On Fri, Apr 8, 2011 at 2:11 PM, Alex Brollo <alex.brollo(a)gmail.com> wrote:
I'd like to know something more about template
parsing/caching for
performance issues.
My question is: when a template is called, it's wikicode, I suppose, is
parsed and translated into "something running" - I can't imagine what
precisely, but I don't care so much about (so far :-) ). If a second call
comes to the server for the same template, but with different parameters,
the template is parsed again from scratch or something from previous
parsing
is used again, so saving a little bit of server load?
Currently there's not really a solid intermediate parse structure in
MediaWiki (something we hope to change; I'll be ramping up some
documentation for the soon-to-begin mega parser redo project soon).
Approximately speaking... In the current system, the page is preprocessed
into a partial preprocessor tree which identifies certain structure
boundaries (for templates and function & tag-hook extensions); templates and
some hooks get expanded in, then it's all basically flattened back to
wikitext. Then the main parser takes over, turning the whole wikitext
document into HTML output.
I believe we do locally (in-process) cache the preprocessor structure for
pages and templates, so multiple use of the same template won't incur as
much preprocessor work. But, the preprocessor parsing is usually one of the
fastest parts of the whole parse.
If the reply is "yes", t.i. if the "running code" of the whole
template is
somehow saved and cached, ready to be used again with
new parameters,
perhaps it could be a good idea to build templates as "librares of
different
templates", using the name of the template as a "library name" and a
parameter as the name of "specific function"; a simple #switch could be
used
to use the appropriate code of that "specific function".
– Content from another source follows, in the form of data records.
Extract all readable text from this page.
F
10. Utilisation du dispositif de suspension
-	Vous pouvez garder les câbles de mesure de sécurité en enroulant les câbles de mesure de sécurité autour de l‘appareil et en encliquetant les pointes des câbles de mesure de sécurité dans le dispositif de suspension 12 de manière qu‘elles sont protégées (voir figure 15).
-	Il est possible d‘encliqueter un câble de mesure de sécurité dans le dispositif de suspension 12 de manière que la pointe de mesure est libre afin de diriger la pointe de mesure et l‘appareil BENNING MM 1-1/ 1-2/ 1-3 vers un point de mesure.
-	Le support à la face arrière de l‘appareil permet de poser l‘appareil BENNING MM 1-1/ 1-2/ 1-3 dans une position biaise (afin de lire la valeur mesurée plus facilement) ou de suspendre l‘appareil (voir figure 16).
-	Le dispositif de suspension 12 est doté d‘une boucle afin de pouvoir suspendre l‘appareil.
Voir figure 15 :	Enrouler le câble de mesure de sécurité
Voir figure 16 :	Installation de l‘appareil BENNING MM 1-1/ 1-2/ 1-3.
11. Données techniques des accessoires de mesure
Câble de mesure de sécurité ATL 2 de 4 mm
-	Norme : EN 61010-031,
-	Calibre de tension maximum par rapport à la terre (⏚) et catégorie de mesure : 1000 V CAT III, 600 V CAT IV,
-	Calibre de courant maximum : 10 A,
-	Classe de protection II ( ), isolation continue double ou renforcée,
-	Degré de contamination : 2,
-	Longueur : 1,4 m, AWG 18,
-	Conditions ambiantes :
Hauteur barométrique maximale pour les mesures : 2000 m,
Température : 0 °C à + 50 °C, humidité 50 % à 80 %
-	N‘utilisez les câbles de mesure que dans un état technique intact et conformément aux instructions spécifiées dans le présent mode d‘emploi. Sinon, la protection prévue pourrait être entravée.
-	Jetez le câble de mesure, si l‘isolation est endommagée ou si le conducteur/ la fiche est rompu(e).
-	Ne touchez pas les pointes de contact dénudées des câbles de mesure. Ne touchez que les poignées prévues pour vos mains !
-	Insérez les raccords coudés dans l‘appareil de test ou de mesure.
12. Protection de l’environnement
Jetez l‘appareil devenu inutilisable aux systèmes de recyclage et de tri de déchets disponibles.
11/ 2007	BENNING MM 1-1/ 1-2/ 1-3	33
I think for the most part, it'll be preferable to only have to work with the
functions that are needed, rather than fetching a large number of unneeded
functions at once. Even if it's pre-parsed, loading unneeded stuff means
more CPU used, more memory used, more network bandwidth used.
But being able to bundle together related things as a unit that can be
distributed together would be very nice, and should be considered for future
work on new templating and gadget systems.
-- brion